Sunday, July 30, 2006

Guantanamo, Stateside

Well, well, well. The Boy King didn't like the fact that the Supreme Court determined that his "military tribunals" were unconstitutional and violated the Geneva Convention. The response? To propose a new "terror" bill that reinstates his ability to do so, at will. He apparently still doesn't get the idea that he's not a king, and he can't just ignore Supreme Court rulings (well, ignore any where Scalia isn't the majority opinion, I guess).
The legislation is the administration's response to a June 29 Supreme Court decision, which concluded the Pentagon could not prosecute military detainees using secret tribunals established soon after the Sept. 11, 2001, terrorist attacks. The court ruled the tribunals were not authorized by law and violated treaty obligations under the Geneva Conventions, which established many international laws for warfare.
The new law proposes that:
U.S. citizens suspected of terror ties might be detained indefinitely and barred from access to civilian courts under legislation proposed by the Bush administration, say legal experts reviewing an early version of the bill.

A 32-page draft measure is intended to authorize the
Pentagon's tribunal system, established shortly after the 2001 terrorist attacks to detain and prosecute detainees captured in the war on terror. The tribunal system was thrown out last month by the Supreme Court.
The definition of "enemy combatant" is so vague that it could include just about anyone, at the whim of the government.
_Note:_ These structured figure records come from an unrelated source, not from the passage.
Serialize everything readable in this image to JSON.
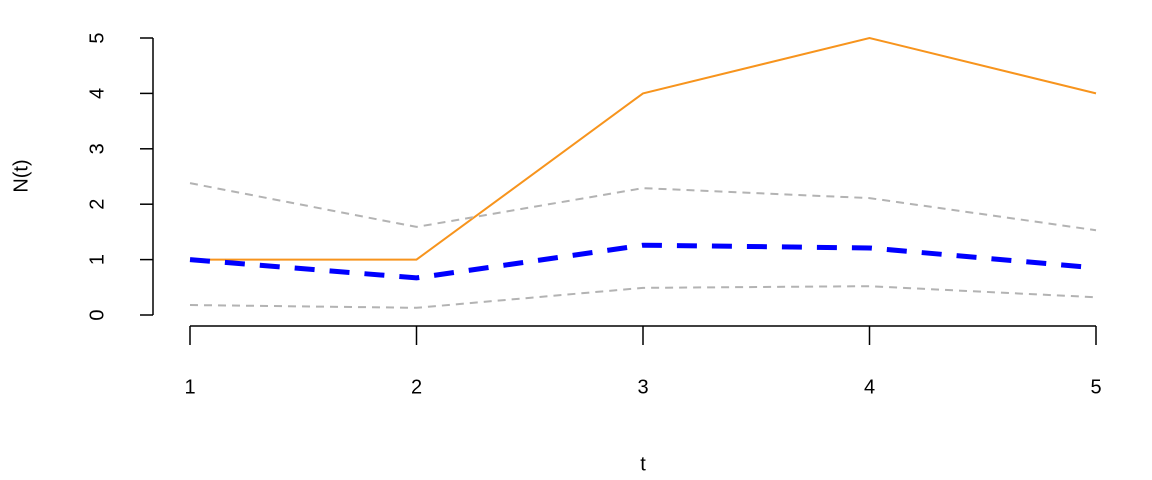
{
  "chart_data": {
    "type": "line",
    "x_label": "t",
    "y_label": "N(t)",
    "x": [
      1,
      2,
      3,
      4,
      5
    ],
    "series": [
      {
        "color": "#f7941d",
        "dash": "solid",
        "width": 2,
        "values": [
          1,
          1,
          4,
          5,
          4
        ]
      },
      {
        "color": "#b3b3b3",
        "dash": "dashed",
        "width": 2,
        "values": [
          2.38,
          1.59,
          2.29,
          2.11,
          1.53
        ]
      },
      {
        "color": "#b3b3b3",
        "dash": "dashed",
        "width": 2,
        "values": [
          0.18,
          0.13,
          0.49,
          0.52,
          0.32
        ]
      },
      {
        "color": "#0000ff",
        "dash": "dashed",
        "width": 5,
        "values": [
          1,
          0.67,
          1.26,
          1.21,
          0.85
        ]
      }
    ],
    "xlim": [
      1,
      5
    ],
    "xticks": [
      1,
      2,
      3,
      4,
      5
    ],
    "ylim": [
      0,
      5
    ],
    "yticks": [
      0,
      1,
      2,
      3,
      4,
      5
    ],
    "grid": false
  }
}
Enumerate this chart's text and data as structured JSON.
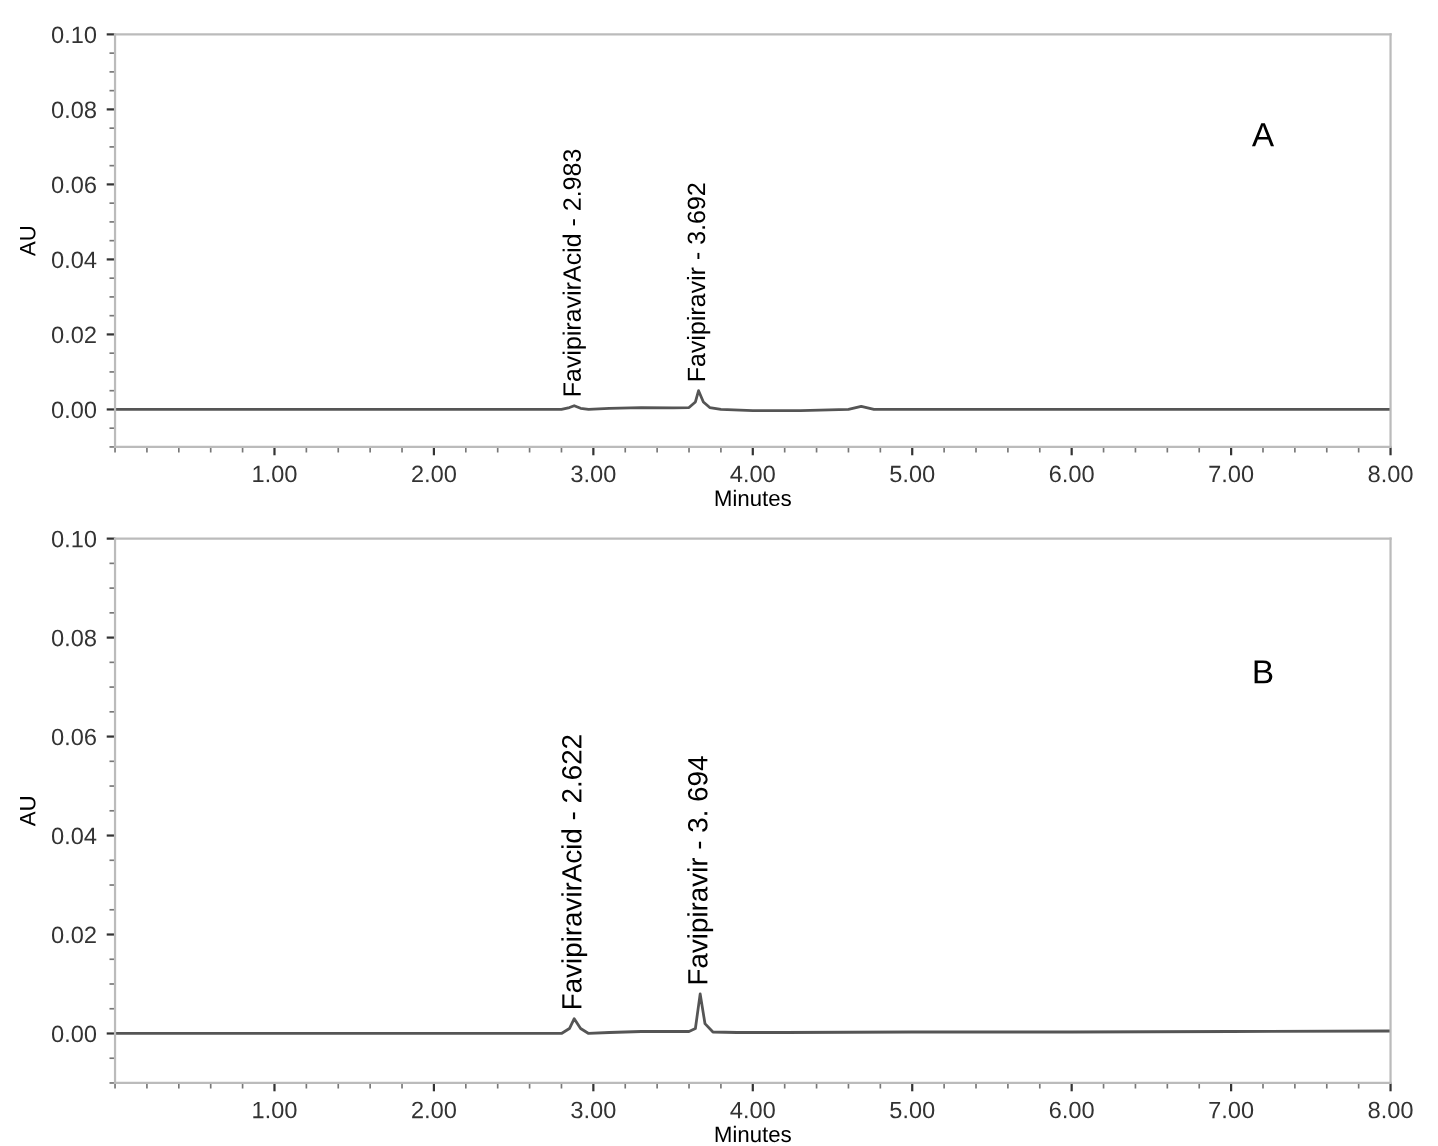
{
  "chart_data": [
    {
      "type": "line",
      "xlabel": "Minutes",
      "ylabel": "AU",
      "x": [
        0,
        0.5,
        1,
        1.5,
        2,
        2.5,
        2.8,
        2.85,
        2.88,
        2.92,
        2.97,
        3.1,
        3.3,
        3.5,
        3.6,
        3.64,
        3.66,
        3.69,
        3.73,
        3.8,
        4.0,
        4.3,
        4.6,
        4.68,
        4.76,
        5,
        5.5,
        6,
        6.5,
        7,
        7.5,
        8
      ],
      "series": [
        {
          "color": "#555555",
          "values": [
            0,
            0,
            0,
            0,
            0,
            0,
            0,
            0.0005,
            0.001,
            0.0003,
            0,
            0.0003,
            0.0005,
            0.0004,
            0.0005,
            0.002,
            0.005,
            0.002,
            0.0005,
            0,
            -0.0003,
            -0.0003,
            0,
            0.0008,
            0,
            0,
            0,
            0,
            0,
            0,
            0,
            0
          ]
        }
      ],
      "xlim": [
        0,
        8
      ],
      "ylim": [
        -0.01,
        0.1
      ],
      "xticks": [
        {
          "value": 1,
          "label": "1.00"
        },
        {
          "value": 2,
          "label": "2.00"
        },
        {
          "value": 3,
          "label": "3.00"
        },
        {
          "value": 4,
          "label": "4.00"
        },
        {
          "value": 5,
          "label": "5.00"
        },
        {
          "value": 6,
          "label": "6.00"
        },
        {
          "value": 7,
          "label": "7.00"
        },
        {
          "value": 8,
          "label": "8.00"
        }
      ],
      "yticks": [
        {
          "value": 0,
          "label": "0.00"
        },
        {
          "value": 0.02,
          "label": "0.02"
        },
        {
          "value": 0.04,
          "label": "0.04"
        },
        {
          "value": 0.06,
          "label": "0.06"
        },
        {
          "value": 0.08,
          "label": "0.08"
        },
        {
          "value": 0.1,
          "label": "0.10"
        }
      ],
      "annotations": [
        {
          "text": "FavipiravirAcid - 2.983",
          "x": 2.88,
          "y": 0.001
        },
        {
          "text": "Favipiravir - 3.692",
          "x": 3.66,
          "y": 0.005
        },
        "A"
      ]
    },
    {
      "type": "line",
      "xlabel": "Minutes",
      "ylabel": "AU",
      "x": [
        0,
        0.5,
        1,
        1.5,
        2,
        2.5,
        2.8,
        2.85,
        2.88,
        2.92,
        2.97,
        3.1,
        3.3,
        3.5,
        3.6,
        3.64,
        3.67,
        3.7,
        3.75,
        3.9,
        4.2,
        5,
        6,
        7,
        8
      ],
      "series": [
        {
          "color": "#555555",
          "values": [
            0,
            0,
            0,
            0,
            0,
            0,
            0,
            0.001,
            0.003,
            0.001,
            0,
            0.0002,
            0.0004,
            0.0004,
            0.0004,
            0.001,
            0.008,
            0.002,
            0.0003,
            0.0002,
            0.0002,
            0.0003,
            0.0003,
            0.0004,
            0.0005
          ]
        }
      ],
      "xlim": [
        0,
        8
      ],
      "ylim": [
        -0.01,
        0.1
      ],
      "xticks": [
        {
          "value": 1,
          "label": "1.00"
        },
        {
          "value": 2,
          "label": "2.00"
        },
        {
          "value": 3,
          "label": "3.00"
        },
        {
          "value": 4,
          "label": "4.00"
        },
        {
          "value": 5,
          "label": "5.00"
        },
        {
          "value": 6,
          "label": "6.00"
        },
        {
          "value": 7,
          "label": "7.00"
        },
        {
          "value": 8,
          "label": "8.00"
        }
      ],
      "yticks": [
        {
          "value": 0,
          "label": "0.00"
        },
        {
          "value": 0.02,
          "label": "0.02"
        },
        {
          "value": 0.04,
          "label": "0.04"
        },
        {
          "value": 0.06,
          "label": "0.06"
        },
        {
          "value": 0.08,
          "label": "0.08"
        },
        {
          "value": 0.1,
          "label": "0.10"
        }
      ],
      "annotations": [
        {
          "text": "FavipiravirAcid - 2.622",
          "x": 2.88,
          "y": 0.003
        },
        {
          "text": "Favipiravir - 3. 694",
          "x": 3.67,
          "y": 0.008
        },
        "B"
      ]
    }
  ]
}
Think we aren't going to have "political dissapearances" in this country? Well, this legislation certainly opens the door to it by allowing the rather arbitrary whim of a president who has a serious god-complex. He's already shown a tendency to drop people into a detention center on the thinnest of evidence, and then deny them even basic access to the legal process, and seems willing to extradite them to other countries where they can be questioned without that pesky oversight process. This legislation is a slap in the face to anyone who believes in the three-part, checks-and-balances types of government that we're supposed to have.

Don't like the SC decision? Ignore it. Don't like legislation as it was passed? Issue a signing statement. It doesn't matter. Just do whatever you want.

At one point, the legislation considered actually stripped most of the general legal protections from someone labelled an "enemy combatant" (without, it must be noted, defining just what that is):
The administration's proposal, as considered at one point during discussions, would toss out several legal rights common in civilian and military courts, including barring hearsay evidence, guaranteeing "speedy trials" and granting a defendant access to evidence. The proposal also would allow defendants to be barred from their own trial and likely allow the submission of coerced testimony
Our "legal system", when dealing with the vague and nebulous "terrorist" -- which can be anyone that the government labels a terrorist, I guess -- is beginning to sound much like that of some of the world's worst human-right's violators. It's not even a trial (fair or otherwise) if the defendent can't attend and defend themselves, or if evidence is allowed that has been 'discovered' through torture. It's a sham. A kangaroo court of the worst sort:
A kangaroo court is a 'judicial' proceeding that denies proper procedure in the name of expediency; a fraudulent or unjust trial where the decision has essentially been made in advance, usually for the purpose of providing a conviction, either going through the motions of manipulated procedure or allowing no defence at all.
I used to scoff at comparisons between the US and repressive regimes like China and N. Korea, or the old, Cold-War Soviet Union. I'm not feeling that confident anymore.